Step 1: Analyze Forces and Accelerations

Consider two positive charges $q$ with masses $m$ and $M$ ($M > m$). Let the external electric field $E$ point in the positive x-direction.

Let $x_m$ and $x_M$ be the positions of the lighter and heavier masses respectively. The equations of motion are:

$$ m a_m = qE – \frac{kq^2}{r^2} $$ $$ M a_M = qE + \frac{kq^2}{r^2} $$

Here, $r = x_M – x_m$ is the separation, and $k = \frac{1}{4\pi\epsilon_0}$. Note that the mutual electrostatic force $F_{int} = \frac{kq^2}{r^2}$ pushes $m$ to the left (relative to $M$) and $M$ to the right.

Step 2: Analyze Relative Acceleration

We define the relative acceleration $a_{rel} = a_M – a_m$:

$$ a_{rel} = \left( \frac{qE}{M} + \frac{kq^2}{Mr^2} \right) – \left( \frac{qE}{m} – \frac{kq^2}{mr^2} \right) $$ $$ a_{rel} = qE \left( \frac{1}{M} – \frac{1}{m} \right) + \frac{kq^2}{r^2} \left( \frac{1}{M} + \frac{1}{m} \right) $$

Since $M > m$, the term $\left( \frac{1}{M} – \frac{1}{m} \right)$ is negative. Let us rewrite this using the reduced mass $\mu = \frac{mM}{M+m}$:

$$ a_{rel} = \frac{kq^2}{\mu r^2} – \frac{qE}{\mu} \left( \frac{M-m}{M+m} \right) $$

This equation describes the relative motion equivalent to a single particle of mass $\mu$ moving under a repulsive inverse-square force and a constant attractive force. Let the effective constant attractive force be $F_{eff} = qE \left( \frac{M-m}{M+m} \right)$.
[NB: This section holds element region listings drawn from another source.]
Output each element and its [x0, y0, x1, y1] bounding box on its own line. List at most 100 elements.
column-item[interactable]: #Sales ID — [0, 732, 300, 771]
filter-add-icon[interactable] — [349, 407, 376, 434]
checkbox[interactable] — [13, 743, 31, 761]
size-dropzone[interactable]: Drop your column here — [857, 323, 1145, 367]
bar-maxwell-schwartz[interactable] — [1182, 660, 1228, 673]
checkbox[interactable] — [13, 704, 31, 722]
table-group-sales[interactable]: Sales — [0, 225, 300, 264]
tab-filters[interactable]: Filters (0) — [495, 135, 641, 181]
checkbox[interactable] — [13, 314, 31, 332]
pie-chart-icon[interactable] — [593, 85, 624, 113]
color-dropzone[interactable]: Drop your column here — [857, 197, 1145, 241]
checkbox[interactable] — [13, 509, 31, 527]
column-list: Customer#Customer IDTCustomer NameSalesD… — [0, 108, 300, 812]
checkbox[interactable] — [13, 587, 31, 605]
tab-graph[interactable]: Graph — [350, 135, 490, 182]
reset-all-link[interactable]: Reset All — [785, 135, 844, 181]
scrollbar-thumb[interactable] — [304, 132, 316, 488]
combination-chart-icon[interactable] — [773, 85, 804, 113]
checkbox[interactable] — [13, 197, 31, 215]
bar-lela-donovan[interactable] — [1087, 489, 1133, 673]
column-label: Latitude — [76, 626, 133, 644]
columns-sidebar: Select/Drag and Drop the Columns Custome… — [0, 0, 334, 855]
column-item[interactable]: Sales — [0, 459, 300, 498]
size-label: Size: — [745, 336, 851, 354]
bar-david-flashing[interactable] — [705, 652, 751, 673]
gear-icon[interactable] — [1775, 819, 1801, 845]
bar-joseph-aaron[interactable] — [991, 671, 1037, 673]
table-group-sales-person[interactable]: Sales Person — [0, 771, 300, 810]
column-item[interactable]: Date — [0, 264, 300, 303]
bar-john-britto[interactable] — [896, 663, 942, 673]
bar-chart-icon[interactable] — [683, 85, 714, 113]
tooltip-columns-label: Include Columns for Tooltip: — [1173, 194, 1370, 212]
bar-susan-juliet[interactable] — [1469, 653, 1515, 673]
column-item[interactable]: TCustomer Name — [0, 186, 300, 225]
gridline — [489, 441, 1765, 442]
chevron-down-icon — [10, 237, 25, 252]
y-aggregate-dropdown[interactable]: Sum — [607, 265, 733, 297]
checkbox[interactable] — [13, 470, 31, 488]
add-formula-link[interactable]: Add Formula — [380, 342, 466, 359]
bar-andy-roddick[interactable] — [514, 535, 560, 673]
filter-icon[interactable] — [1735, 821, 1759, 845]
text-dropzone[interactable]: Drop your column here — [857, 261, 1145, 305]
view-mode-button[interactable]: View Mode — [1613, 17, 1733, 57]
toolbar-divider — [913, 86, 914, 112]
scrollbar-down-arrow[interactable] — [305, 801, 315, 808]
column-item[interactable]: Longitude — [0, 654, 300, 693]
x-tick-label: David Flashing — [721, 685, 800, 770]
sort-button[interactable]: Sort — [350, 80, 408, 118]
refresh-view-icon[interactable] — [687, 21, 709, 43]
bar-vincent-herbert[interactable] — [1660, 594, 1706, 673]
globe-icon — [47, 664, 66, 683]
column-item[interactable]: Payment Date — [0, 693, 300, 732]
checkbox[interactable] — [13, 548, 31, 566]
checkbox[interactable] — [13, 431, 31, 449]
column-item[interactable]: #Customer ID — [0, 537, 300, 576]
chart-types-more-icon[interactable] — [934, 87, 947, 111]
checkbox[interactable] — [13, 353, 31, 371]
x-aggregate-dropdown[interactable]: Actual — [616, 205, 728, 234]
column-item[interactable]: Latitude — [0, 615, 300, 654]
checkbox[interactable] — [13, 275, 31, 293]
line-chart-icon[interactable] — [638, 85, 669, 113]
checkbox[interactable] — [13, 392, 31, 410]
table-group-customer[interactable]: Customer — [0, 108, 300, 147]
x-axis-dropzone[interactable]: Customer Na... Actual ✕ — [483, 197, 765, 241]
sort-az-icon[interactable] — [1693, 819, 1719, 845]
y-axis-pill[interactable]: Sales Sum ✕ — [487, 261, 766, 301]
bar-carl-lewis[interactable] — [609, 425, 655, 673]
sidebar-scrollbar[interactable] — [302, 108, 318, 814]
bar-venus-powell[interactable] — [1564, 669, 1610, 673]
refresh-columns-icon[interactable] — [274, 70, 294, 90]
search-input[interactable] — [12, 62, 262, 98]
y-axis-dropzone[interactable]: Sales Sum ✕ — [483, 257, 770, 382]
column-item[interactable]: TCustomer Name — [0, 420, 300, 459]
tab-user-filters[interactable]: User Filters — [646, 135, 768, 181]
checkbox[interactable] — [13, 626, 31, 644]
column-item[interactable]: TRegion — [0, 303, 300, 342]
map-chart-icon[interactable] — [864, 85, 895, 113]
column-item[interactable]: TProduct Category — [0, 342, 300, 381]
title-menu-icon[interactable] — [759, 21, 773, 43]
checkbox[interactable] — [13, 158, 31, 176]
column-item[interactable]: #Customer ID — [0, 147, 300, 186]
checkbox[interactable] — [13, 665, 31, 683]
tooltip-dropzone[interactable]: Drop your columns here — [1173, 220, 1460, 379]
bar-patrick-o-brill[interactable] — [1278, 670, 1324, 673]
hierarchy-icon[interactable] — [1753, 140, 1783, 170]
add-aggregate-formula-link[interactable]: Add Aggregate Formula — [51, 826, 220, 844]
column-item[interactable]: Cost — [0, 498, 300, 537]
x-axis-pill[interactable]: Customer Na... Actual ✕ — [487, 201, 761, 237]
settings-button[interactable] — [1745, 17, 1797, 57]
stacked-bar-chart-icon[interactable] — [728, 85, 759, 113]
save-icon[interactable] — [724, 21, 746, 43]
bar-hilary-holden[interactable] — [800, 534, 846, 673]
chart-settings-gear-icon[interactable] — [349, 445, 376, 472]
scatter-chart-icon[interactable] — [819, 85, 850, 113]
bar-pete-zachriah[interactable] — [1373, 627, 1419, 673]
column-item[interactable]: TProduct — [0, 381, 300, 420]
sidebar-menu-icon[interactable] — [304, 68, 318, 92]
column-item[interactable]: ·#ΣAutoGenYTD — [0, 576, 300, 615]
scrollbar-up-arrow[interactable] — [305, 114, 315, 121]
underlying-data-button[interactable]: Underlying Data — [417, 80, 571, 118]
Step 3: Determine the Equilibrium Separation

Before solving for the maximum separation, it is useful to identify the “equilibrium” separation $l_0$ where the relative acceleration is zero ($\ddot{r} = 0$).

$$ \frac{kq^2}{l_0^2} = F_{eff} = qE \left( \frac{M-m}{M+m} \right) $$ $$ l_0 = \sqrt{ \frac{kq(M+m)}{E(M-m)} } = \sqrt{ \frac{q(M+m)}{4\pi\epsilon_0 E(M-m)} } $$

Step 4: Calculate Maximum Separation using Energy Conservation

The particles are released from rest with an initial separation $l$. We consider two cases:

Case 1: $l > l_0$
If the initial separation is greater than the equilibrium separation, the effective attractive force (due to the field accelerating the lighter mass faster) dominates the electrostatic repulsion. The particles will move closer to each other initially. Since they start from rest, the maximum separation is the initial separation itself. $$ r_{max} = l $$

Case 2: $l < l_0$
If the initial separation is less than $l_0$, the electrostatic repulsion dominates. The particles will move apart. The relative velocity increases from zero and then decreases back to zero at the maximum separation $r_{max}$.

Using the Work-Energy theorem for relative motion (Change in KE = 0):

$$ \int_{l}^{r_{max}} F_{net, rel} \, dr = 0 $$ $$ \int_{l}^{r_{max}} \left( \frac{kq^2}{r^2} – F_{eff} \right) dr = 0 $$ $$ \left[ -\frac{kq^2}{r} – F_{eff} r \right]_{l}^{r_{max}} = 0 $$ $$ -\frac{kq^2}{r_{max}} – F_{eff} r_{max} – \left( -\frac{kq^2}{l} – F_{eff} l \right) = 0 $$ $$ kq^2 \left( \frac{1}{l} – \frac{1}{r_{max}} \right) = F_{eff} (r_{max} – l) $$ $$ kq^2 \frac{(r_{max} – l)}{l r_{max}} = F_{eff} (r_{max} – l) $$

Assuming $r_{max} \neq l$, we divide by $(r_{max} – l)$:

$$ \frac{kq^2}{l r_{max}} = F_{eff} $$ $$ r_{max} = \frac{kq^2}{l F_{eff}} $$

Substituting $F_{eff} = \frac{kq^2}{l_0^2}$ from Step 3:

$$ r_{max} = \frac{kq^2}{l (kq^2/l_0^2)} = \frac{l_0^2}{l} $$